Companies have used search engines and social media data to follow trends and attempt to predict the future for years. Recorded Future has drawn the most attention amongst the many firms attempting to master predictive search because they received funding from two high-profile entities: Google and the CIA. Will the company live up to the hype?
We’ll all find out next month during the US elections.
Focusing on the Elections
A special section dedicated to the upcoming Senate elections is being closely watched by those interested in using this technology. Currently, the Boston-based firm has fewer than 100 customers according to founder Christopher Ahlberg. If his service can accurately predict the outcome of the various races, particularly the close ones, his customer base will likely increase dramatically.
The Senate Elections section focuses on a handful of key indicators and tracks polls and news for 19 of the most “interesting” elections. The algorithm attempts to gauge sentiment and momentum over the last month. Despite claims of real-time accuracy, the data available to the public appears to be about a week behind.
How it Works
By scouring news sources, blogs, and social media sites, Recorded Future analyzes data in real time. Every instance of data is weighed based upon several factors such as historical accuracy – a financial site whose articles tend to accurately predict future stock trends will have more “clout” than one that is often wrong.

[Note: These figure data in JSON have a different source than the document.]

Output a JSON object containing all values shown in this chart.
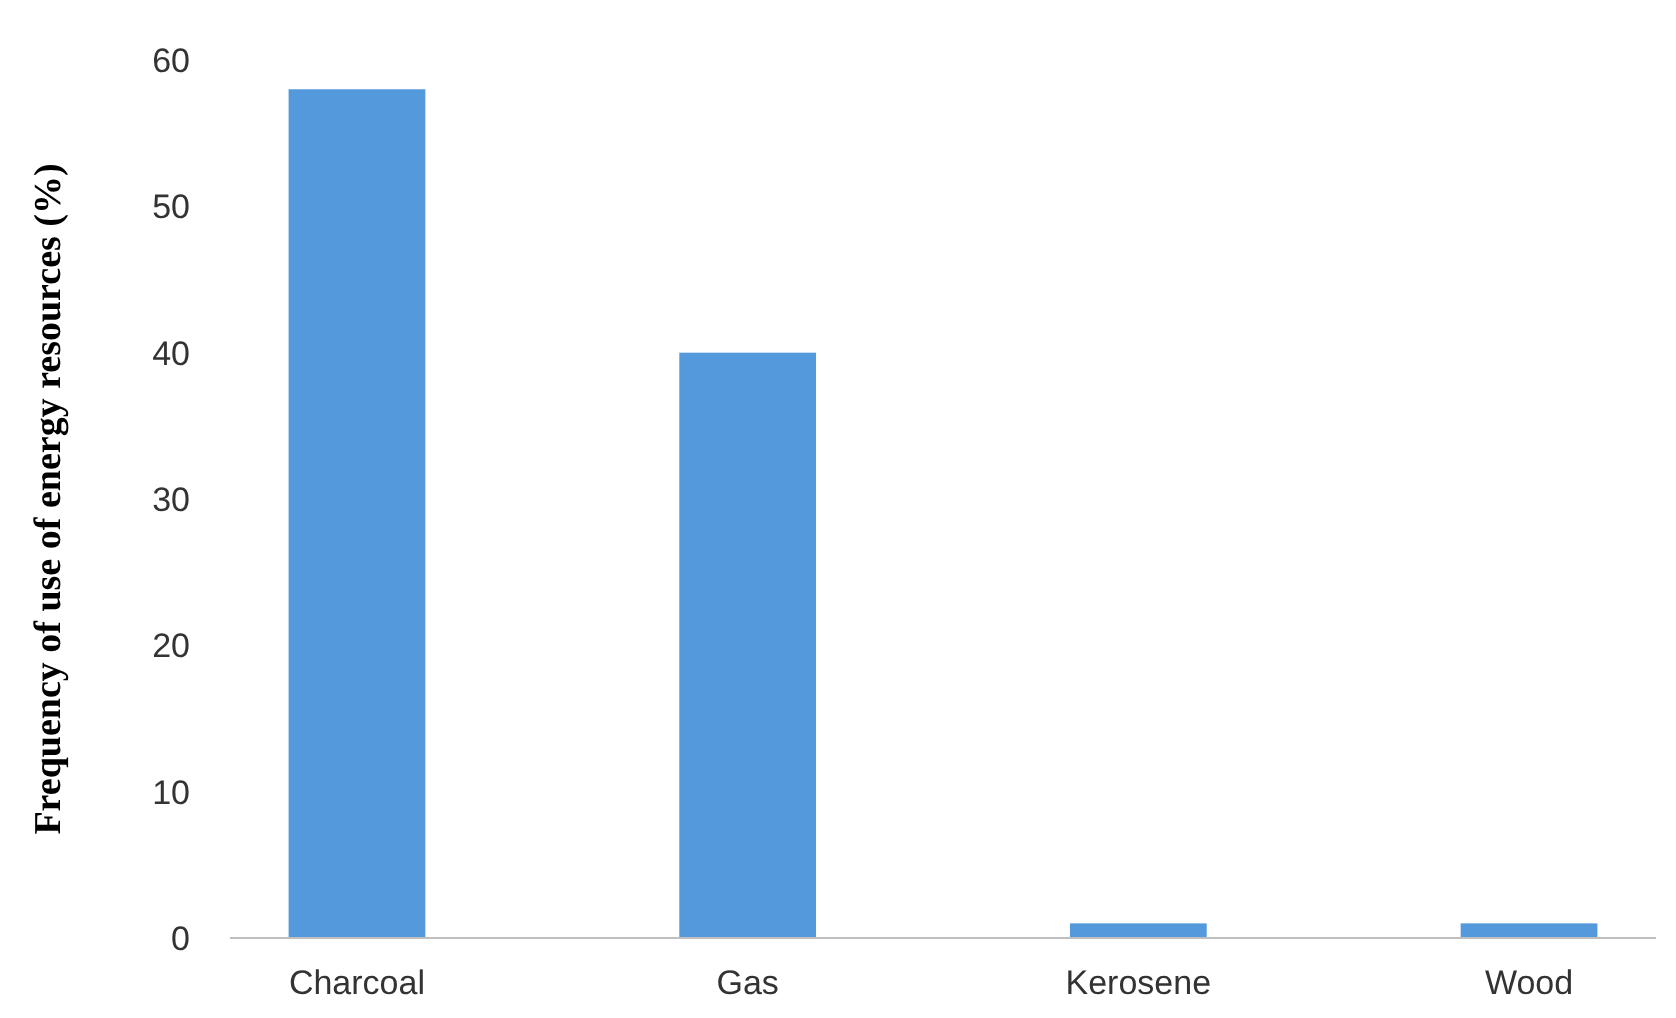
{
  "chart_data": {
    "type": "bar",
    "ylabel": "Frequency of use of energy resources (%)",
    "categories": [
      "Charcoal",
      "Gas",
      "Kerosene",
      "Wood"
    ],
    "values": [
      58,
      40,
      1,
      1
    ],
    "color": "#5599dd",
    "ylim": [
      0,
      60
    ],
    "yticks": [
      0,
      10,
      20,
      30,
      40,
      50,
      60
    ],
    "grid": false
  }
}
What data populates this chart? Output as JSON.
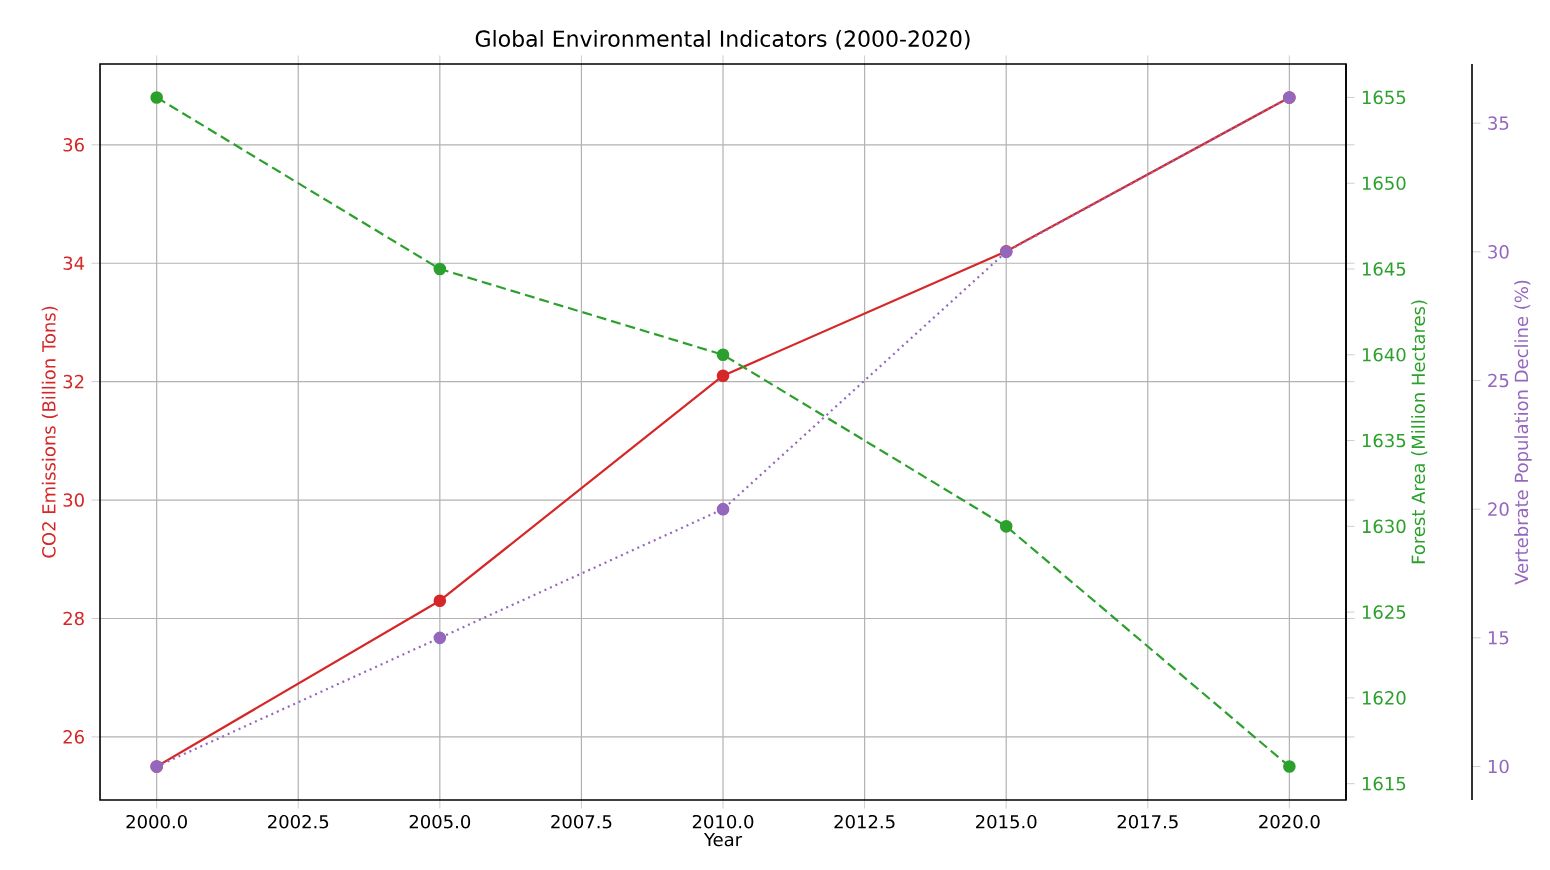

In a white paper, Record Future described their technology as:
Recorded Future has developed an analytics engine, which goes beyond search, explicit link analysis and adds implicit link analysis, by looking at the “invisible links” between documents that talk about the same, or related, entities and events. We do this by separating the documents and their content from what they talk about – the “canonical” entities and events (yes, this model is heavily inspired by Plato and his distinction between the real world and the world of ideas).
“That makes it possible for me to look for specific patterns, like product releases expected from Apple in the near future, or to identify when a company plans to invest or expand into India,” says Ahlberg.
Molding the Future
Deciphering the mountains of data available on the Internet is the key to Recorded Future’s and their competitors’ success. Is it sentiment that molds the news or is it news that molds the sentiment? Which came first, the chicken or the egg? The symbiotic relationship between sentiment and news leads to the next phase of future-analytics technology…
If we can predict the future, can we mold it as well by manipulating the data? Perhaps that’s why the CIA is so interested (and Google, for that matter).
Come November, we may either start hearing more about Recorded Future or it may sink back into obscurity.